Imagen | ELLA DON (Unplash)
El video en un momento dado llega a exponer datos de manera claramente incorrecta. Cuando dice que la mayoría de los jugadores en España son jóvenes, pasa a afirmar que el 91% tiene entre 11 y 14 años y que el 94% entre 15 y 24 años. El dato, que ilustran con un gráfico en pantalla, no tiene ningún sentido y se contradice él solo. Solo puedo aventurar cómo han llegado a exponer semejante despropósito. Me imagino que los redactores han malinterpretado unos datos extraídos del Libro Blanco del Videojuego donde quizá apuntan que entre la población de esas edades, la gran mayoría ha jugado alguna vez a un juego aunque haya sido en el móvil. De ahí a decir que el 91% de los gamers tienen entre 11 y 14 años hay un buen trecho. Sin embargo, lo más revelador es que en todo este tiempo que ha pasado desde la publicación del video, ni siquiera se han molestado en corregir lo que a todas luces es un error garrafal.

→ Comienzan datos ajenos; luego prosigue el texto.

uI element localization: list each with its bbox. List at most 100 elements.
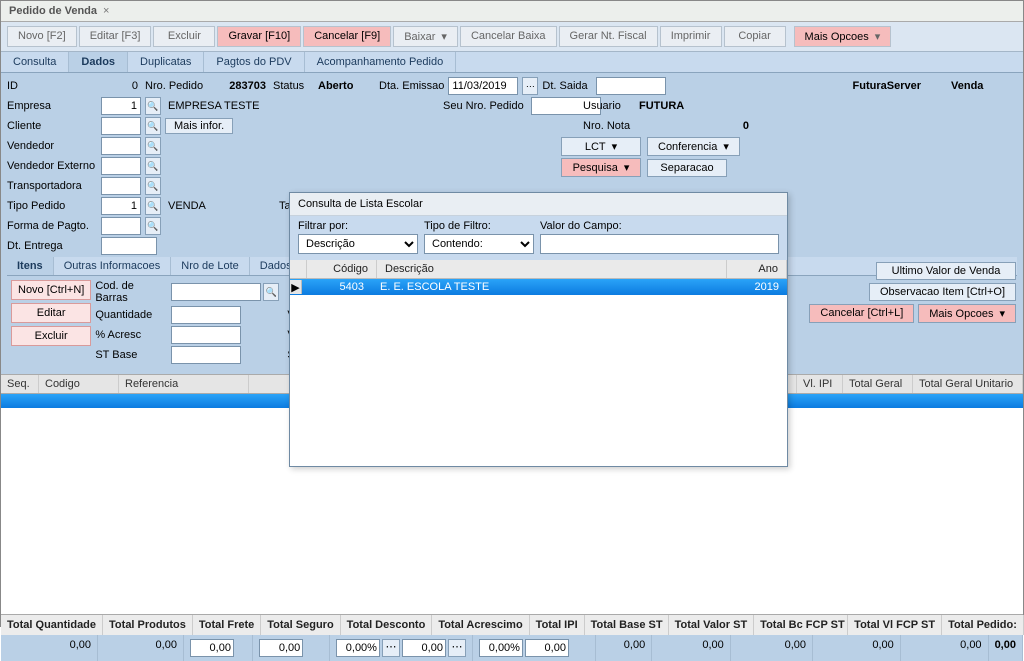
th-basest: Total Base ST — [585, 615, 669, 635]
dt-entrega-input[interactable] — [101, 237, 157, 255]
cancelar-button[interactable]: Cancelar [F9] — [303, 26, 391, 47]
popup-col-ano[interactable]: Ano — [727, 260, 787, 278]
tv-acr-val-input[interactable] — [525, 639, 569, 657]
window-title: Pedido de Venda — [9, 5, 97, 17]
lct-button[interactable]: LCT — [561, 137, 641, 156]
vendedor-lookup-icon[interactable]: 🔍 — [145, 137, 161, 155]
tab-acompanhamento[interactable]: Acompanhamento Pedido — [305, 52, 457, 72]
copiar-button[interactable]: Copiar — [724, 26, 786, 47]
col-total-geral-unit[interactable]: Total Geral Unitario — [913, 375, 1023, 393]
tv-seg-input[interactable] — [259, 639, 303, 657]
server-value: Venda — [951, 80, 1011, 92]
cod-barras-input[interactable] — [171, 283, 261, 301]
col-referencia[interactable]: Referencia — [119, 375, 249, 393]
tv-bcfcp: 0,00 — [813, 635, 901, 661]
usuario-label: Usuario — [583, 100, 633, 112]
vendedor-externo-label: Vendedor Externo — [7, 160, 97, 172]
col-codigo[interactable]: Codigo — [39, 375, 119, 393]
empresa-lookup-icon[interactable]: 🔍 — [145, 97, 161, 115]
baixar-button[interactable]: Baixar — [393, 26, 458, 47]
obs-item-button[interactable]: Observacao Item [Ctrl+O] — [869, 283, 1016, 301]
tipo-filtro-select[interactable]: Contendo: — [424, 234, 534, 254]
cliente-lookup-icon[interactable]: 🔍 — [145, 117, 161, 135]
nro-nota-value: 0 — [639, 120, 749, 132]
dta-emissao-input[interactable] — [448, 77, 518, 95]
tv-pedido: 0,00 — [989, 635, 1023, 661]
item-excluir-button[interactable]: Excluir — [11, 326, 91, 346]
close-tab-icon[interactable]: × — [103, 5, 109, 17]
th-pedido: Total Pedido: — [942, 615, 1024, 635]
col-seq[interactable]: Seq. — [1, 375, 39, 393]
cliente-code-input[interactable] — [101, 117, 141, 135]
cancelar-ctrl-l-button[interactable]: Cancelar [Ctrl+L] — [809, 304, 914, 323]
popup-grid-body[interactable] — [290, 295, 787, 466]
tab-duplicatas[interactable]: Duplicatas — [128, 52, 204, 72]
tv-frete-input[interactable] — [190, 639, 234, 657]
tab-dados[interactable]: Dados — [69, 52, 128, 72]
cancelar-baixa-button[interactable]: Cancelar Baixa — [460, 26, 557, 47]
separacao-button[interactable]: Separacao — [647, 159, 727, 177]
col-total-geral[interactable]: Total Geral — [843, 375, 913, 393]
id-value: 0 — [101, 80, 141, 92]
acresc-input[interactable] — [171, 326, 241, 344]
filtrar-por-select[interactable]: Descrição — [298, 234, 418, 254]
empresa-code-input[interactable] — [101, 97, 141, 115]
th-valorst: Total Valor ST — [669, 615, 755, 635]
transportadora-input[interactable] — [101, 177, 141, 195]
imprimir-button[interactable]: Imprimir — [660, 26, 722, 47]
transp-lookup-icon[interactable]: 🔍 — [145, 177, 161, 195]
editar-button[interactable]: Editar [F3] — [79, 26, 152, 47]
popup-col-codigo[interactable]: Código — [307, 260, 377, 278]
tv-basest: 0,00 — [652, 635, 731, 661]
status-label: Status — [273, 80, 311, 92]
tv-desc-val-input[interactable] — [402, 639, 446, 657]
tab-outras-info[interactable]: Outras Informacoes — [54, 257, 172, 275]
quantidade-label: Quantidade — [95, 309, 165, 321]
filtrar-por-label: Filtrar por: — [298, 220, 418, 232]
conferencia-button[interactable]: Conferencia — [647, 137, 740, 156]
item-editar-button[interactable]: Editar — [11, 303, 91, 323]
desc-more-icon[interactable]: ⋯ — [382, 639, 400, 657]
tab-pagtos[interactable]: Pagtos do PDV — [204, 52, 304, 72]
quantidade-input[interactable] — [171, 306, 241, 324]
item-mais-opcoes-button[interactable]: Mais Opcoes — [918, 304, 1016, 323]
popup-row-ano: 2019 — [727, 279, 787, 295]
novo-button[interactable]: Novo [F2] — [7, 26, 77, 47]
popup-col-descricao[interactable]: Descrição — [377, 260, 727, 278]
th-ipi: Total IPI — [530, 615, 585, 635]
cliente-label: Cliente — [7, 120, 97, 132]
st-base-input[interactable] — [171, 346, 241, 364]
col-vl-ipi[interactable]: Vl. IPI — [797, 375, 843, 393]
forma-pagto-code[interactable] — [101, 217, 141, 235]
gerar-nf-button[interactable]: Gerar Nt. Fiscal — [559, 26, 658, 47]
tab-itens[interactable]: Itens — [7, 257, 54, 275]
main-toolbar: Novo [F2] Editar [F3] Excluir Gravar [F1… — [1, 22, 1023, 52]
row-indicator-icon: ▶ — [290, 280, 302, 294]
id-label: ID — [7, 80, 97, 92]
cod-barras-lookup-icon[interactable]: 🔍 — [263, 283, 279, 301]
tab-consulta[interactable]: Consulta — [1, 52, 69, 72]
tipo-pedido-lookup-icon[interactable]: 🔍 — [145, 197, 161, 215]
vendedor-ext-lookup-icon[interactable]: 🔍 — [145, 157, 161, 175]
item-novo-button[interactable]: Novo [Ctrl+N] — [11, 280, 91, 300]
empresa-value: EMPRESA TESTE — [165, 100, 365, 112]
tv-desc-pct-input[interactable] — [336, 639, 380, 657]
calendar-icon[interactable]: ⋯ — [522, 77, 538, 95]
popup-grid-row[interactable]: ▶ 5403 E. E. ESCOLA TESTE 2019 — [290, 279, 787, 295]
desc-more2-icon[interactable]: ⋯ — [448, 639, 466, 657]
excluir-button[interactable]: Excluir — [153, 26, 215, 47]
tab-nro-lote[interactable]: Nro de Lote — [171, 257, 249, 275]
forma-pagto-label: Forma de Pagto. — [7, 220, 97, 232]
gravar-button[interactable]: Gravar [F10] — [217, 26, 301, 47]
valor-campo-label: Valor do Campo: — [540, 220, 779, 232]
mais-infor-button[interactable]: Mais infor. — [165, 118, 233, 134]
valor-campo-input[interactable] — [540, 234, 779, 254]
tv-acr-pct-input[interactable] — [479, 639, 523, 657]
ultimo-valor-button[interactable]: Ultimo Valor de Venda — [876, 262, 1016, 280]
vendedor-externo-input[interactable] — [101, 157, 141, 175]
vendedor-code-input[interactable] — [101, 137, 141, 155]
tipo-pedido-code[interactable] — [101, 197, 141, 215]
pesquisa-button[interactable]: Pesquisa — [561, 158, 641, 177]
mais-opcoes-button[interactable]: Mais Opcoes — [794, 26, 892, 47]
forma-pg-lookup-icon[interactable]: 🔍 — [145, 217, 161, 235]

En 2026 no se pueden excusar tratamientos de esta naturaleza por parte de medios que, nos guste o no, lideran la opinión de grandes grupos poblacionales. Existen las líneas editoriales y son respetables, pero cuando se abandona la honestidad intelectual para ofrecer una visión sesgada e incompleta de un fenómeno relevante, se incurre en una falla deontológica reprobable. Evidentemente, todo esto no sucede en el vacío, sino en un contexto general de polarización política incentivada desde el poder y los partidos políticos para maximizar réditos electorales. Cada vez más, la gente vive en cámaras de eco donde solo escuchan lo que quieren oír, afirmando continuamente sus posiciones ya establecidas y renegando de cualquier dato o información que puedan cuestionar sus postulados. Ese fanatismo, que hace años parecía exclusivo del discurso gamer, ha saltado, a través de las redes sociales, a toda la sociedad. Y todos somos peores por ello.